Folks seek shelter along low-lying Louisiana
Topics: From the Wires, News
Dylan Lacoste, 14, left, and Joey Taylor, 15, fish from the 17th Street Canal bridge Monday, Aug. 27, 2012, in New Orleans. Seven years ago this week, Hurricane Katrina hit New Orleans. Tropical Storm Isaac is churning it's way across the Gulf of Mexico and could make landfall near New Orleans later this week. (AP Photo/David J. Phillip)(Credit: AP)CHAUVIN, La. (AP) — As Isaac steamed toward Louisiana on Tuesday, residents along the state’s vulnerable, low-lying coast boarded up homes and fled for shelter while storm-wary residents of New Orleans were reassured that levees fortified after Katrina could withstand the anticipated hurricane.
Forecasters predicted Isaac would intensify into a Category 2 hurricane, with winds of about 100 mph, by early Wednesday around the time it’s expected to make landfall. The current forecast track has the storm aimed at New Orleans, but hurricane warnings extended across 280 miles from Morgan City, La., to the Florida-Alabama state line. It could become the first hurricane to hit the Gulf Coast since 2008.
Early Tuesday, Isaac was a large and potent tropical storm packing top sustained winds of 70 mph. The storm system was centered about 145 miles southeast of the mouth of the Mississippi River at 2 a.m.

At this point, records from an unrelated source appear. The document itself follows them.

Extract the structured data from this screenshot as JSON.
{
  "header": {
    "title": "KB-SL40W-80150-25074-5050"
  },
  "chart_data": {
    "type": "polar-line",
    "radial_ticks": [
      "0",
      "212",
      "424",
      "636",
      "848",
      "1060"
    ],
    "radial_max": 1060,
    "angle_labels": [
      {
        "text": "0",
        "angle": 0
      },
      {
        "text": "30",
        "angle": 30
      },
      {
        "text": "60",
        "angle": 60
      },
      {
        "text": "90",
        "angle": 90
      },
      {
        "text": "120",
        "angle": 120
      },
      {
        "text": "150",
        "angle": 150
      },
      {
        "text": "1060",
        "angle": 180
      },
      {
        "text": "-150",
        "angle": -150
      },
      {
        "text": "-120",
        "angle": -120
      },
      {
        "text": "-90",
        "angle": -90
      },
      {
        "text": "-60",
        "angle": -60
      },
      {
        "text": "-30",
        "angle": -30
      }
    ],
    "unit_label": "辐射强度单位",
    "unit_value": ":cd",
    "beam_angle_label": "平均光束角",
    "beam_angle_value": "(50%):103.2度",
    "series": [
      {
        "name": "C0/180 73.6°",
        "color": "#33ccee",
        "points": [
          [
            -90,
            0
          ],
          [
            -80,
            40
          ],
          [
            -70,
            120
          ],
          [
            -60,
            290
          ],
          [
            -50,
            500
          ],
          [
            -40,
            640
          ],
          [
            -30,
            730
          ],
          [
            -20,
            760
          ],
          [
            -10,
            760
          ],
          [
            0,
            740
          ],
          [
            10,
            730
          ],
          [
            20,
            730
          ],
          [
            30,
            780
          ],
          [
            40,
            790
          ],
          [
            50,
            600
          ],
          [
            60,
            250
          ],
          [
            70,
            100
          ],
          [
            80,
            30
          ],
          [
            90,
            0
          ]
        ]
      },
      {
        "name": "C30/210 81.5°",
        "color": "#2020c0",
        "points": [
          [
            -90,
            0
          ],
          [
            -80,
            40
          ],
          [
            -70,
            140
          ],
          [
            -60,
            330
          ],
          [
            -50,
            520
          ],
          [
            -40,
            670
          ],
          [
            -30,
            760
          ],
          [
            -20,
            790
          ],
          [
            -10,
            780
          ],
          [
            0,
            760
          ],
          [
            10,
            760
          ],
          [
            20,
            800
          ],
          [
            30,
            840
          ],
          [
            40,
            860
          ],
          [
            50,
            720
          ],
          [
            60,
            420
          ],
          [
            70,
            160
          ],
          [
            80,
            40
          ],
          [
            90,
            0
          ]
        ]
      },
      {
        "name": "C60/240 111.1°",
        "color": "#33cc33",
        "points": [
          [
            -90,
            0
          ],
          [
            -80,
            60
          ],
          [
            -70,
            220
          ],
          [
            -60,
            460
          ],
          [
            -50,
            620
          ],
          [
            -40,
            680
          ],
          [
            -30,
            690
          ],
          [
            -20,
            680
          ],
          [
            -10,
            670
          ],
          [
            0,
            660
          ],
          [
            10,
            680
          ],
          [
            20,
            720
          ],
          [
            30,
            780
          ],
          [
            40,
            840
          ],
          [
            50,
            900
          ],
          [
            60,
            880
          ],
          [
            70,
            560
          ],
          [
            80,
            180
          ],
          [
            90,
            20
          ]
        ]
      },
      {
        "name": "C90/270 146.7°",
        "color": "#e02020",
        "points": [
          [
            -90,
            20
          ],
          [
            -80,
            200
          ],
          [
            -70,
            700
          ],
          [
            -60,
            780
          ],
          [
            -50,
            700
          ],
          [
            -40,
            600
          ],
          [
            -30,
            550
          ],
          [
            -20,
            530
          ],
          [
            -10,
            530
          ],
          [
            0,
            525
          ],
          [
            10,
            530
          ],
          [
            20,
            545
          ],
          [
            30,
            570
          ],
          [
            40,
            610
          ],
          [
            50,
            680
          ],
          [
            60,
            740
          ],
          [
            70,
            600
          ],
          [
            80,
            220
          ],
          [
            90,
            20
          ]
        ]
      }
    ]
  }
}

EDT and moving northwest at 12 mph, according to the National Hurricane Center in Miami.
Although Isaac’s approach on the eve of the Katrina anniversary invited obvious comparisons, the storm is nowhere near as powerful as Katrina was when it struck on Aug. 29, 2005. Katrina at one point reached Category 5 status with winds of more than 157 mph, and made landfall as a Category 3 storm.
Still, forecasters at the National Hurricane Center warned that Isaac, especially if it strikes at high tide, could cause storm surges of up to 12 feet along low-lying areas including south Lafourche Parish, where hurricane veteran Windell Curole kept a close eye on the levee system he oversees; and in Houma, a city southwest of New Orleans, where people filled up a municipal auditorium-turned shelter.
Simon and Crystal Naquin decided to bring their teenage sons to the shelter because they were afraid the camper they call home might flood, situated as it is between a navigation canal and lower Bayou Caillou.
Simon Naquin said he rode out hurricanes when he was younger, but doesn’t do that anymore since seeing the damage wrought by hurricanes Andrew, Katrina and Rita.
“Now that I got kids, I’ve seen too much to say, ‘Stay,’” said Naquin, who shared a twin air mattress with his wife while their sons read and snacked on jambalaya amid a pile of blankets and next to a stash of water bottles and food.
Not far from the shelter, where the atmosphere was subdued, the lights were low and the music loud at Sue Sue’s on the Bayou Sports Bar, owned by the husband-and-wife team of Sonny Diehl, 63, and Sue Diehl, 62.